As Forbes’ Kelly Phillips Erb explains, the IRS pushed back, asserting that it had reason to believe that the third parties might have information in their records that would, indeed, assist with collections, justifying the action. The IRS suspected that Polselli may have used his wife’s bank account to shield assets and that he could have paid his attorneys in a way that offered additional clues about where hidden assets were being held. (The law firm had previously claimed attorney-client privilege and a lack of retained documentation in response to a direct summons.)
In the end, the Supreme Court ruled that tax-code language left room for the interpretation that the summonses were carried out “in aid of collection” and that Polselli didn’t necessarily need direct legal interest in the third-party accounts for the exception to apply.
Of course, privacy concerns were a centerpiece of the case. The House Ways and Means Committee once stated that under Tax Reform Act of 1976, “the use of [the third-party summons as an] important investigative tool should not unreasonably infringe on the civil rights of taxpayers.” However, Congress also recognized that “it must balance this right to privacy with the IRS’s ability to collect on an assessment.” And that was the rationale the Supreme Court used to support this decision.

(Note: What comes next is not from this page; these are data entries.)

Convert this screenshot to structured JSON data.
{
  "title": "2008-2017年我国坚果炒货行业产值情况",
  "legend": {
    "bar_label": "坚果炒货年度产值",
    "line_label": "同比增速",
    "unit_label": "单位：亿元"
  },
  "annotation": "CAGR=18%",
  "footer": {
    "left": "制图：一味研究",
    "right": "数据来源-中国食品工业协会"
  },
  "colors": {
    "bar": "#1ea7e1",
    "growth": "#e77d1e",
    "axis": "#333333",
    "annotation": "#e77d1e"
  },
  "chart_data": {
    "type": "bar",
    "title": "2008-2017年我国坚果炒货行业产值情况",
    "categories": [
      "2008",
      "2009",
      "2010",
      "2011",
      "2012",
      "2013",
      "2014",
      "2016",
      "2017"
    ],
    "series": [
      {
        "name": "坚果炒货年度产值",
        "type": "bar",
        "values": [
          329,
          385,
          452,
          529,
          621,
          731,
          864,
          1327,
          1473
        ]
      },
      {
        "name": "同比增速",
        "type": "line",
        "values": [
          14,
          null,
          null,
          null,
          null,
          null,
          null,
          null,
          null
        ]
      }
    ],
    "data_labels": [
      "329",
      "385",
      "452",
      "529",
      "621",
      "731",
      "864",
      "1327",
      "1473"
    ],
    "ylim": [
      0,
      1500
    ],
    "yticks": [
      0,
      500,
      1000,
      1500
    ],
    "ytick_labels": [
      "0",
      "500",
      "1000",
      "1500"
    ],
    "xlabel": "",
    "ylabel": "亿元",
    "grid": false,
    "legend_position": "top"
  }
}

“At a time when some taxpayers and politicians are already concerned about billions in funding for stepped up IRS collection and enforcement activities—and what that might mean for related privacy issues—Polselli is raising questions about the IRS’ right to collect financial and other information without giving taxpayers notice that it’s happening,” adds Erb.
Could the IRS be poking around your bank accounts or the accounts of your acquaintances without your knowledge? Not exactly: Reaching this point would certainly involve the delinquent taxpayer being aware the IRS is seeking payment. This was certainly true in Polselli’s case. The underpayment of more than $2 million had been established, and it was only after the taxpayer failed to cooperate that the IRS widened its scope. Remember also that the attorneys received a direct summons notification, which they petitioned.
What other similar actions could be taken secretly? Your bank may inform the IRS of certain payment thresholds and suspicious activity without your knowledge. The U.S. Financial Crimes Enforcement Network (FinCEN) asks financial and related institutions (including insurance and brokerage firms) to file a Suspicious Activity Report (SAR) when they suspect a case of money laundering or fraud. You may be aware that the standard trigger for reporting under the Bank Secrecy Act is $10,000, but institutions are asked to file a SAR for any amount or series of activity when criminal activity is suspected.